Rev. Dr Angelique Walker-Smith, a WCC Central Committee member, said that Karefa-Smart leaves an extraordinary legacy. “Her contributions span at least two generations,” reflected Walker-Smith. “When I entered graduate school at YDS right after college, I was only one of two young Pan African women privileged to be a part of the entering class.”

Walker-Smith began seeking out other Pan African women in the school. “This search led me to Mrs Bernice Cosey Pully who was the second Pan African woman to graduate from YDS,” said Walker-Smith. “She, in turn, told me about the Rev. Dr Rena Joyce Weller Karefa-Smart, who was the first Pan African woman to graduate from YDS in 1945, and the first to receive the Th.D. from Harvard University Divinity School and tenured professorship at Howard University School of Divinity.”

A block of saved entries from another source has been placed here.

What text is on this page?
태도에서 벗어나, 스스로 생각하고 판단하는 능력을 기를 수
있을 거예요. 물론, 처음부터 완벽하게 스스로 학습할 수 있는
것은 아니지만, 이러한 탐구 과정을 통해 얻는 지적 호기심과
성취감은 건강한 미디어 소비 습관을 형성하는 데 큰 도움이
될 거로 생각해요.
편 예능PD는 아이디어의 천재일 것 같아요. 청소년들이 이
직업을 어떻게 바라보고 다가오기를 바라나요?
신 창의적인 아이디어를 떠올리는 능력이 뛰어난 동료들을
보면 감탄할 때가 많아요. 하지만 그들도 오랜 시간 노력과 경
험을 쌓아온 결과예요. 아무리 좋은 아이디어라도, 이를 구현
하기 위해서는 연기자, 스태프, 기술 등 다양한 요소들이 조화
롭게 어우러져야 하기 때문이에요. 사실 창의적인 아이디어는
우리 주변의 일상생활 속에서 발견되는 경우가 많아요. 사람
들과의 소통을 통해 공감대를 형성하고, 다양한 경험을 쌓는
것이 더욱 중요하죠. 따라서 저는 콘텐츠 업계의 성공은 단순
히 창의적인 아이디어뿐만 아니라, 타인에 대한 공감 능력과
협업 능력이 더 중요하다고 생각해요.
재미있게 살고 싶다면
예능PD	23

It wasn’t long before Walker-Smith found her way to visit Karefa-Smart. “She was delighted to visit with me but was also candid about both the hardships and joys she faced,” said Walker-Smith. “At that time, she was also serving as a representative of the African Methodist Episcopal Zion Church on the World Council of Churches Central Committee and as an AMEZ presiding elder.”

“Thank you Dr Karefa-Smart for all you have meant in my personal and vocational life, other Pan African women who have followed you and so many throughout the world,” said Walker-Smith. “May you rest in peace until we meet again.”